In ogni caso, l’art. 2233 c.c. fissa i criteri di determinazione del compenso spettante ai prestatori d’opera intellettuale secondo una scala preferenziale che assegna valore preminente al contratto, e solo in subordine, in mancanza di accordo, alle tariffe professionali ovvero gli usi (Cass. 29837/2011; Cass. 6732/2000).

Per quanto detto, non occorreva stabilire il valore venale del terreno mediante una c.t.u. e comunque – avendo la sentenza ricostruito nei termini suesposti la volontà delle parti- il rigetto della richiesta di consulenza era implicito ed era, inoltre, pienamente giustificato in base agli argomenti valorizzati dal giudice di merito, non occorrendo un provvedimento espresso di rigetto, supportato da un’adeguata motivazione (Cass. 87/2003; Cass. 1783/1998).

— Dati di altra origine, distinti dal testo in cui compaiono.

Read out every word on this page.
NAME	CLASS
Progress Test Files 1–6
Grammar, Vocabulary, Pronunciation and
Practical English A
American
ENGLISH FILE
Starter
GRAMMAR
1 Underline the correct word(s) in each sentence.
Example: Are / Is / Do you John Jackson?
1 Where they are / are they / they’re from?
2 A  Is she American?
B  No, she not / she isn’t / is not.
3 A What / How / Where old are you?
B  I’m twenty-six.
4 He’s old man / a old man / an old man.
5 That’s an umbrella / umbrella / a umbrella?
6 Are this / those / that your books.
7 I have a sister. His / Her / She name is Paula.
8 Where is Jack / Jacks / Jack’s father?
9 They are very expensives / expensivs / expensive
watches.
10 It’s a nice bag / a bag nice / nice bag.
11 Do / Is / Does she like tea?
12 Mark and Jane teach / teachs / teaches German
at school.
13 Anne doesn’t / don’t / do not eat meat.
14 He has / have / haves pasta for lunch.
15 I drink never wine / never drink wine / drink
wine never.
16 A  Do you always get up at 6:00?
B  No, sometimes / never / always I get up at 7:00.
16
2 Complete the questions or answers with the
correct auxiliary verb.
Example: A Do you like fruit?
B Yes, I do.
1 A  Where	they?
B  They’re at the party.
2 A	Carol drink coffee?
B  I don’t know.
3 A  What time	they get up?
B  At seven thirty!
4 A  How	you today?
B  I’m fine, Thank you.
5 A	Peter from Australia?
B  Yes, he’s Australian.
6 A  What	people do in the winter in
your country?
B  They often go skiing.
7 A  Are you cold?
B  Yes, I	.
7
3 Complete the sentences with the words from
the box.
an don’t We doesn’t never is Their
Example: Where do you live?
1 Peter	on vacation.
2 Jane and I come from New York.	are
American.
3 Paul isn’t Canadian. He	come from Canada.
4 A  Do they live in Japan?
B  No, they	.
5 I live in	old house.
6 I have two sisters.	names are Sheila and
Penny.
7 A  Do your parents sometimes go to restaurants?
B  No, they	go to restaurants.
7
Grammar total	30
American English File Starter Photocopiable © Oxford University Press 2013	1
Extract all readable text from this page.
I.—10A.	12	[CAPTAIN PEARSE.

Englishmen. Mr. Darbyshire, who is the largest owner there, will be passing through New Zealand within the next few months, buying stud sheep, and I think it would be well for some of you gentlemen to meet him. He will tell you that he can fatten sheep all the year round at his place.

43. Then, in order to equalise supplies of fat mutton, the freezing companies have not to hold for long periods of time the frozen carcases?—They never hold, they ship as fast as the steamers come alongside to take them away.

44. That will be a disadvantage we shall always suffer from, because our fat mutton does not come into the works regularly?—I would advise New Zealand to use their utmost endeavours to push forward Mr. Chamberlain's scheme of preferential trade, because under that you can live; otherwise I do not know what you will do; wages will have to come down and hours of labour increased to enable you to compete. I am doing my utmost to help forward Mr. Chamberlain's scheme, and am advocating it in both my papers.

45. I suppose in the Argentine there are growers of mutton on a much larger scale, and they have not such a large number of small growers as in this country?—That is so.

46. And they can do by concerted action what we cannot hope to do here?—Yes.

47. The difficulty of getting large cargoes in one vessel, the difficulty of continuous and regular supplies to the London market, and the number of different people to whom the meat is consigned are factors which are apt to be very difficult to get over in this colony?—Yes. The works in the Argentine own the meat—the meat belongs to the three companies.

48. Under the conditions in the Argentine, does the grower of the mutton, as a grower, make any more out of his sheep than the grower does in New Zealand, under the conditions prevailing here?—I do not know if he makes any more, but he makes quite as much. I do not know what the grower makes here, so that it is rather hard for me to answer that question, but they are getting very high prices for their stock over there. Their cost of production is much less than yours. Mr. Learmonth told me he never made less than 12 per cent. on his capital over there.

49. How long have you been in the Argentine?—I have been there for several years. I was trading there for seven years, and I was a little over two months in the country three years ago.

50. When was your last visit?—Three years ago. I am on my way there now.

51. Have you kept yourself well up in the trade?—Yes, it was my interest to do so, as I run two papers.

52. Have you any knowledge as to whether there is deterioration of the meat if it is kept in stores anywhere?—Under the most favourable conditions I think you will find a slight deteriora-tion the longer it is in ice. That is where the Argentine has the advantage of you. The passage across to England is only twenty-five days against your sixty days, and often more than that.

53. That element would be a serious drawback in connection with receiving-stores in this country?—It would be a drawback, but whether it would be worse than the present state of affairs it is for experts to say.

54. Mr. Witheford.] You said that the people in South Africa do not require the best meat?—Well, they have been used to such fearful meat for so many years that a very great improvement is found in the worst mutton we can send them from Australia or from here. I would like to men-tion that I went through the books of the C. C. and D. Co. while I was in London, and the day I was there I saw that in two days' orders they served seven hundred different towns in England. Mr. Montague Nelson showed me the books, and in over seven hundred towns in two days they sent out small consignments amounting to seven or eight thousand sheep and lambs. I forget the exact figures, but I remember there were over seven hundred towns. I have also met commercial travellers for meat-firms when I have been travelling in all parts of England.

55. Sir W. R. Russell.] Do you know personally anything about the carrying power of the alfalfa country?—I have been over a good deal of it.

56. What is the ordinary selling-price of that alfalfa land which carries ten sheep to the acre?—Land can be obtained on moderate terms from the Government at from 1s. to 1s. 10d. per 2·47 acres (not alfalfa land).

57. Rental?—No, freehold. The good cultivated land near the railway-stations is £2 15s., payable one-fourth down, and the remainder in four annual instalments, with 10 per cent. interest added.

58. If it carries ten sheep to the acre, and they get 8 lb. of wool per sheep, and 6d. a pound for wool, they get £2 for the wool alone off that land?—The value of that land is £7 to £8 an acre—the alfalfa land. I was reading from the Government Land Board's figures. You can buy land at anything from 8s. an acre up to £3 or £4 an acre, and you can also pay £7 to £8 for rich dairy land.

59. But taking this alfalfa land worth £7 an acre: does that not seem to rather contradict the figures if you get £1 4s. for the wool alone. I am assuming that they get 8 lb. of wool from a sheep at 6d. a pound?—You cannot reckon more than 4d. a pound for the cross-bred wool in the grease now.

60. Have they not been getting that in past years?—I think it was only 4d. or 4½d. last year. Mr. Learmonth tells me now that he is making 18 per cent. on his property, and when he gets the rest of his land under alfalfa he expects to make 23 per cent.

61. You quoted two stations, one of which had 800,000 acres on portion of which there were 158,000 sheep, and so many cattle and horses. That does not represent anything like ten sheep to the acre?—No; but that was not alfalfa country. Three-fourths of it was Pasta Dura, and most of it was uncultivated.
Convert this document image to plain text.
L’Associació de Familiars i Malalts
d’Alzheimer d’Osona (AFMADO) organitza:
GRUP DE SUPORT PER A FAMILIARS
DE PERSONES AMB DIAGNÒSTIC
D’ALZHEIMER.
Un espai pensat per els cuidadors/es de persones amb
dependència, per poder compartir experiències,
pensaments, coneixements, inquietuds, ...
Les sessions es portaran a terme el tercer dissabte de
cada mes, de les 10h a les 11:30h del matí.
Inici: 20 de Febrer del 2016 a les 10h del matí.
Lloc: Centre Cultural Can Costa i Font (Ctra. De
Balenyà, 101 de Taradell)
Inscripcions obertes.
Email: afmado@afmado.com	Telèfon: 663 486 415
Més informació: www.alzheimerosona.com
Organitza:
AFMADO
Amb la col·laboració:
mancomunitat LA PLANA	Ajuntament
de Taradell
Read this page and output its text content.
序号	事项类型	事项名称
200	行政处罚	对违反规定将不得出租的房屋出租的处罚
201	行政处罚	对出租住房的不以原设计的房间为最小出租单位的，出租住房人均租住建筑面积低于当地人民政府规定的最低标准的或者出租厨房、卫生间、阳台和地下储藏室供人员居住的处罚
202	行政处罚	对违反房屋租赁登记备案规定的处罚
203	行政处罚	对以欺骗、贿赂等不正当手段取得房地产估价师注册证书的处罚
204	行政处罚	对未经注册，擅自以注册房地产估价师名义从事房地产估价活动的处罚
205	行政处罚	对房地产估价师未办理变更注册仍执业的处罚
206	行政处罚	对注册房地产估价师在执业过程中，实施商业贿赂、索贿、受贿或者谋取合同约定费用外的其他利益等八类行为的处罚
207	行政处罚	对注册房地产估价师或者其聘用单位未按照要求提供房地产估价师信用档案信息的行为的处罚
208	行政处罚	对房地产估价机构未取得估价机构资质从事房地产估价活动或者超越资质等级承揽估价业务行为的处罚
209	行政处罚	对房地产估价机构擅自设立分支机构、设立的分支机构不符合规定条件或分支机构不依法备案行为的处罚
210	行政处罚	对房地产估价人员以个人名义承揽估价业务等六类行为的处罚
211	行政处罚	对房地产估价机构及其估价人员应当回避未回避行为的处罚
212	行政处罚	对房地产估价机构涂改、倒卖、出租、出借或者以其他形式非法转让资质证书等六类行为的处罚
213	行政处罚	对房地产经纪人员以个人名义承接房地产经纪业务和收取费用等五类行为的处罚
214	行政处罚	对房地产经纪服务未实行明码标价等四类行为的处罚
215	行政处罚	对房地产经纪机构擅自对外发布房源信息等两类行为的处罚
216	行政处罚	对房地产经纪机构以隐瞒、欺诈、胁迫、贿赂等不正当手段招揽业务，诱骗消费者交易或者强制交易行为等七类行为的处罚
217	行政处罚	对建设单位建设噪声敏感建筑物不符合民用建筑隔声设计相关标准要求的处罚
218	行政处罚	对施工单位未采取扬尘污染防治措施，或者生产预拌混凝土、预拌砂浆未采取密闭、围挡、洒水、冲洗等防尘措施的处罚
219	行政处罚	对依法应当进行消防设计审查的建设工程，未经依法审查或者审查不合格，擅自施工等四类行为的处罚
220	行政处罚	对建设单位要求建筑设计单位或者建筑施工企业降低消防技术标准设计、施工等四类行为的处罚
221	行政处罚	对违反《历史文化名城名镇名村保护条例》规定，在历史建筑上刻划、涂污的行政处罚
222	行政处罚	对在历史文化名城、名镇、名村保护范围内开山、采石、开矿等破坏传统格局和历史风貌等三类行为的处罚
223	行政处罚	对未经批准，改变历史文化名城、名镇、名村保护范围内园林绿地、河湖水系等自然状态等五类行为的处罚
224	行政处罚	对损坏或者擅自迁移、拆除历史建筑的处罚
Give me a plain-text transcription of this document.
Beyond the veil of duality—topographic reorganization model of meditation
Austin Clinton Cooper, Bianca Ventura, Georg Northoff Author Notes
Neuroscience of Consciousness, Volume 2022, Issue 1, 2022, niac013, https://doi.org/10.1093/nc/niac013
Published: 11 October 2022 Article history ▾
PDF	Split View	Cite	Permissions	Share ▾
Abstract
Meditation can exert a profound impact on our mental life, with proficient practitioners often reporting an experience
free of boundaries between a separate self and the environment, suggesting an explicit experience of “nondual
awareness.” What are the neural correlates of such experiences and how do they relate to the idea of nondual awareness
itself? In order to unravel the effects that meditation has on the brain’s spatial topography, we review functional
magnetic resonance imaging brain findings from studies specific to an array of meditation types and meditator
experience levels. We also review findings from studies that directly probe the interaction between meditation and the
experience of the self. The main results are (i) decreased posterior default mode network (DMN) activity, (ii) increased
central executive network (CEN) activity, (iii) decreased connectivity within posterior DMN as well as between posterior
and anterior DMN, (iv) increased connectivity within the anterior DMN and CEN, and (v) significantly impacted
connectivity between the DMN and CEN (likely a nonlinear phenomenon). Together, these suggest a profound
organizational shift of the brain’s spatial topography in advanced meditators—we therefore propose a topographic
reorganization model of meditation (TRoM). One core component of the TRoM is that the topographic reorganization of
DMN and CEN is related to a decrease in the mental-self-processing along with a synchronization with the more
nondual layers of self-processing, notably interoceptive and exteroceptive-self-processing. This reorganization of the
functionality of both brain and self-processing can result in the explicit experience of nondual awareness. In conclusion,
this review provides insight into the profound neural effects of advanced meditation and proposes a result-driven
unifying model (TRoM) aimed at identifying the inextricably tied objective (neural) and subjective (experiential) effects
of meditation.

Il ricorso è quindi respinto, con aggravio delle spese secondo soccombenza.

Si dà atto che sussistono le condizioni per dichiarare che il ricorrente è tenuto a versare un ulteriore importo a titolo di contributo unificato, pari a quello dovuto per l’impugnazione, ai sensi del D.P.R. n. 115 del 2002, art. 13, comma 1 quater.

PQM

rigetta il ricorso e condanna il ricorrente al pagamento delle spese processuali, pari ad Euro 200,00 per esborsi ed Euro 5000,00 per compenso, oltre ad iva, c.p.a. e rimborso forfettario delle spese generali in misura del 15%.

Dà atto che sussistono le condizioni per dichiarare che il ricorrente è tenuto a versare un ulteriore importo a titolo di contributo unificato, pari a quello dovuto per l’impugnazione, ai sensi del D.P.R. n. 115 del 2002, art. 13, comma 1 quater.

Così deciso in Roma, nella camera di consiglio, il 24 settembre 2019.